On (25/02/03 12:26), Sergey Senozhatsky wrote:
> On (25/01/31 14:55), Andrew Morton wrote:
> > > +static void zram_slot_write_lock(struct zram *zram, u32 index)
> > > +{
> > > + atomic_t *lock = &zram->table[index].lock;
> > > + int old = atomic_read(lock);
> > > +
> > > + do {
> > > + if (old != ZRAM_ENTRY_UNLOCKED) {
> > > + cond_resched();
> > > + old = atomic_read(lock);
> > > + continue;
> > > + }
> > > + } while (!atomic_try_cmpxchg(lock, &old, ZRAM_ENTRY_WRLOCKED));
> > > +}
> >
> > I expect that if the calling userspace process has realtime policy (eg
> > SCHED_FIFO) then the cond_resched() won't schedule SCHED_NORMAL tasks
> > and this becomes a busy loop. And if the machine is single-CPU, the
> > loop is infinite.
>
> So for that scenario to happen zram needs to see two writes() to the same
> index (page) simultaneously? Or read() and write() on the same index (page)
> concurrently?
Just to put more details:
1) zram always works with only one particular zram entry index, which
is provided by an upper layer (e.g. bi_sector)
2) for read
read()
zram_read(page, index)
rlock entry[index]
decompress entry zshandle page
runlock entry[index]
for write
write()
zram_write(page, index)
len = compress page obj
handle = zsmalloc len
wlock entry[index]
entry.handle = handle
entry.len = len
wunlock entry[index]
3) at no point zram locks more than entry index
a) there is no entry cross-locking (entries are not hierarchical)
b) there is no entry lock nesting (including recursion)

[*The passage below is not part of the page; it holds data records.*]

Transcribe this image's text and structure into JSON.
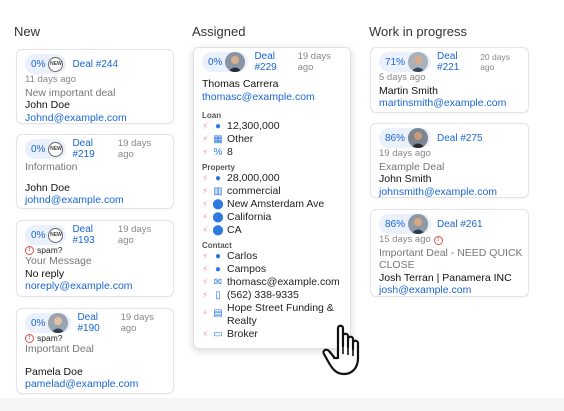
{
  "columns": [
    {
      "title": "New"
    },
    {
      "title": "Assigned"
    },
    {
      "title": "Work in progress"
    }
  ],
  "new_cards": [
    {
      "pct": "0%",
      "badge": "NEW",
      "deal": "Deal #244",
      "ago": "11 days ago",
      "title": "New important deal",
      "name": "John Doe",
      "email": "Johnd@example.com"
    },
    {
      "pct": "0%",
      "badge": "NEW",
      "deal": "Deal #219",
      "ago": "19 days ago",
      "title": "Information",
      "name": "John Doe",
      "email": "johnd@example.com"
    },
    {
      "pct": "0%",
      "badge": "NEW",
      "deal": "Deal #193",
      "ago": "19 days ago",
      "spam": "spam?",
      "title": "Your Message",
      "name": "No reply",
      "email": "noreply@example.com"
    },
    {
      "pct": "0%",
      "deal": "Deal #190",
      "ago": "19 days ago",
      "spam": "spam?",
      "title": "Important Deal",
      "name": "Pamela Doe",
      "email": "pamelad@example.com"
    }
  ],
  "assigned_card": {
    "pct": "0%",
    "deal": "Deal #229",
    "ago": "19 days ago",
    "name": "Thomas Carrera",
    "email": "thomasc@example.com",
    "loan_label": "Loan",
    "loan": [
      "12,300,000",
      "Other",
      "8"
    ],
    "property_label": "Property",
    "property": [
      "28,000,000",
      "commercial",
      "New Amsterdam Ave",
      "California",
      "CA"
    ],
    "contact_label": "Contact",
    "contact": [
      "Carlos",
      "Campos",
      "thomasc@example.com",
      "(562) 338-9335",
      "Hope Street Funding &",
      "Realty",
      "Broker"
    ]
  },
  "wip_cards": [
    {
      "pct": "71%",
      "deal": "Deal #221",
      "ago": "20 days ago",
      "ago_line": "5 days ago",
      "name": "Martin Smith",
      "email": "martinsmith@example.com"
    },
    {
      "pct": "86%",
      "deal": "Deal #275",
      "ago_line": "19 days ago",
      "title": "Example Deal",
      "name": "John Smith",
      "email": "johnsmith@example.com"
    },
    {
      "pct": "86%",
      "deal": "Deal #261",
      "ago_line": "15 days ago",
      "title": "Important Deal - NEED QUICK",
      "title2": "CLOSE",
      "name": "Josh Terran | Panamera INC",
      "email": "josh@example.com"
    }
  ]
}
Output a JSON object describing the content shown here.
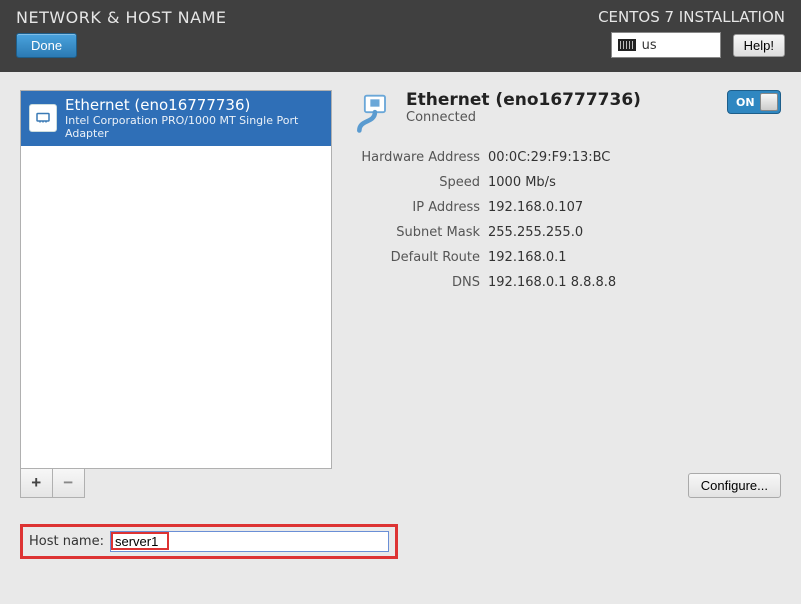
{
  "header": {
    "title": "NETWORK & HOST NAME",
    "done_label": "Done",
    "install_title": "CENTOS 7 INSTALLATION",
    "keyboard_layout": "us",
    "help_label": "Help!"
  },
  "interfaces": [
    {
      "name": "Ethernet (eno16777736)",
      "subtitle": "Intel Corporation PRO/1000 MT Single Port Adapter"
    }
  ],
  "buttons": {
    "add": "+",
    "remove": "−",
    "configure": "Configure..."
  },
  "detail": {
    "title": "Ethernet (eno16777736)",
    "status": "Connected",
    "toggle_state": "ON",
    "rows": {
      "hardware_address": {
        "label": "Hardware Address",
        "value": "00:0C:29:F9:13:BC"
      },
      "speed": {
        "label": "Speed",
        "value": "1000 Mb/s"
      },
      "ip_address": {
        "label": "IP Address",
        "value": "192.168.0.107"
      },
      "subnet_mask": {
        "label": "Subnet Mask",
        "value": "255.255.255.0"
      },
      "default_route": {
        "label": "Default Route",
        "value": "192.168.0.1"
      },
      "dns": {
        "label": "DNS",
        "value": "192.168.0.1 8.8.8.8"
      }
    }
  },
  "hostname": {
    "label": "Host name:",
    "value": "server1"
  }
}
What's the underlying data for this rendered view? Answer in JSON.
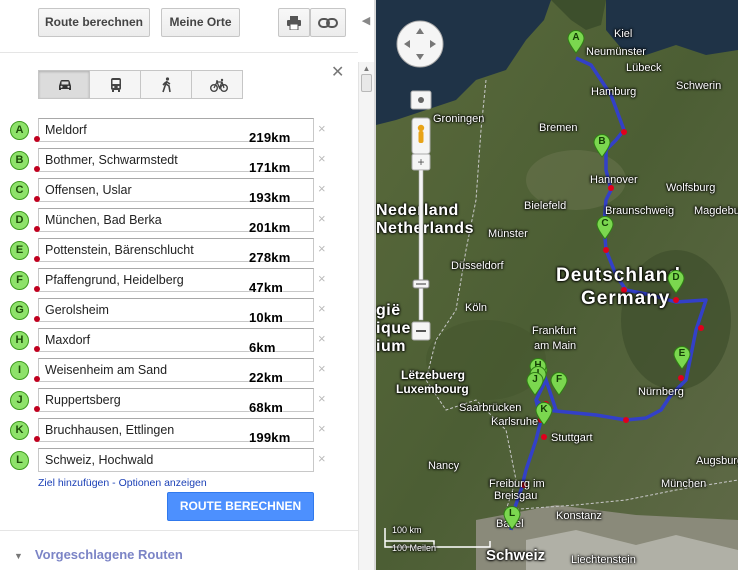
{
  "toolbar": {
    "route_label": "Route berechnen",
    "places_label": "Meine Orte"
  },
  "modes": [
    {
      "name": "car",
      "icon": "car-icon",
      "selected": true
    },
    {
      "name": "transit",
      "icon": "bus-icon",
      "selected": false
    },
    {
      "name": "walking",
      "icon": "walk-icon",
      "selected": false
    },
    {
      "name": "bicycling",
      "icon": "bike-icon",
      "selected": false
    }
  ],
  "waypoints": [
    {
      "letter": "A",
      "value": "Meldorf",
      "distance": "219km"
    },
    {
      "letter": "B",
      "value": "Bothmer, Schwarmstedt",
      "distance": "171km"
    },
    {
      "letter": "C",
      "value": "Offensen, Uslar",
      "distance": "193km"
    },
    {
      "letter": "D",
      "value": "München, Bad Berka",
      "distance": "201km"
    },
    {
      "letter": "E",
      "value": "Pottenstein, Bärenschlucht",
      "distance": "278km"
    },
    {
      "letter": "F",
      "value": "Pfaffengrund, Heidelberg",
      "distance": "47km"
    },
    {
      "letter": "G",
      "value": "Gerolsheim",
      "distance": "10km"
    },
    {
      "letter": "H",
      "value": "Maxdorf",
      "distance": "6km"
    },
    {
      "letter": "I",
      "value": "Weisenheim am Sand",
      "distance": "22km"
    },
    {
      "letter": "J",
      "value": "Ruppertsberg",
      "distance": "68km"
    },
    {
      "letter": "K",
      "value": "Bruchhausen, Ettlingen",
      "distance": "199km"
    },
    {
      "letter": "L",
      "value": "Schweiz, Hochwald",
      "distance": ""
    }
  ],
  "links": {
    "add_destination": "Ziel hinzufügen",
    "separator": " - ",
    "show_options": "Optionen anzeigen"
  },
  "calculate_label": "ROUTE BERECHNEN",
  "suggested_label": "Vorgeschlagene Routen",
  "map": {
    "country_labels": {
      "netherlands_1": "Nederland",
      "netherlands_2": "Netherlands",
      "germany_1": "Deutschland",
      "germany_2": "Germany",
      "luxembourg_1": "Lëtzebuerg",
      "luxembourg_2": "Luxembourg",
      "belgium_1": "gië",
      "belgium_2": "ique",
      "belgium_3": "ium",
      "switzerland": "Schweiz",
      "liechtenstein": "Liechtenstein"
    },
    "cities": [
      "Kiel",
      "Neumünster",
      "Lübeck",
      "Schwerin",
      "Hamburg",
      "Groningen",
      "Bremen",
      "Hannover",
      "Wolfsburg",
      "Bielefeld",
      "Braunschweig",
      "Magdeburg",
      "Münster",
      "Düsseldorf",
      "Köln",
      "Frankfurt",
      "am Main",
      "Nürnberg",
      "Saarbrücken",
      "Karlsruhe",
      "Stuttgart",
      "Nancy",
      "Freiburg im",
      "Breisgau",
      "Augsburg",
      "München",
      "Konstanz",
      "Basel"
    ],
    "scale_km": "100 km",
    "scale_miles": "100 Meilen"
  }
}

I guess where we actually need zram entry lock is writeback and
recompression. Writeback moves object from zsmalloc pool to actual
physical storage, freeing zsmalloc memory after that and setting
zram entry[index] handle to the backikng device's block idx, which
needs synchronization. Recompression does a similar thing, it frees
the old zsmalloc handle and stores recompressed objects under new
zsmalloc handle, it thus updates zram entry[index] handle to point
to the new location, which needs to be synchronized.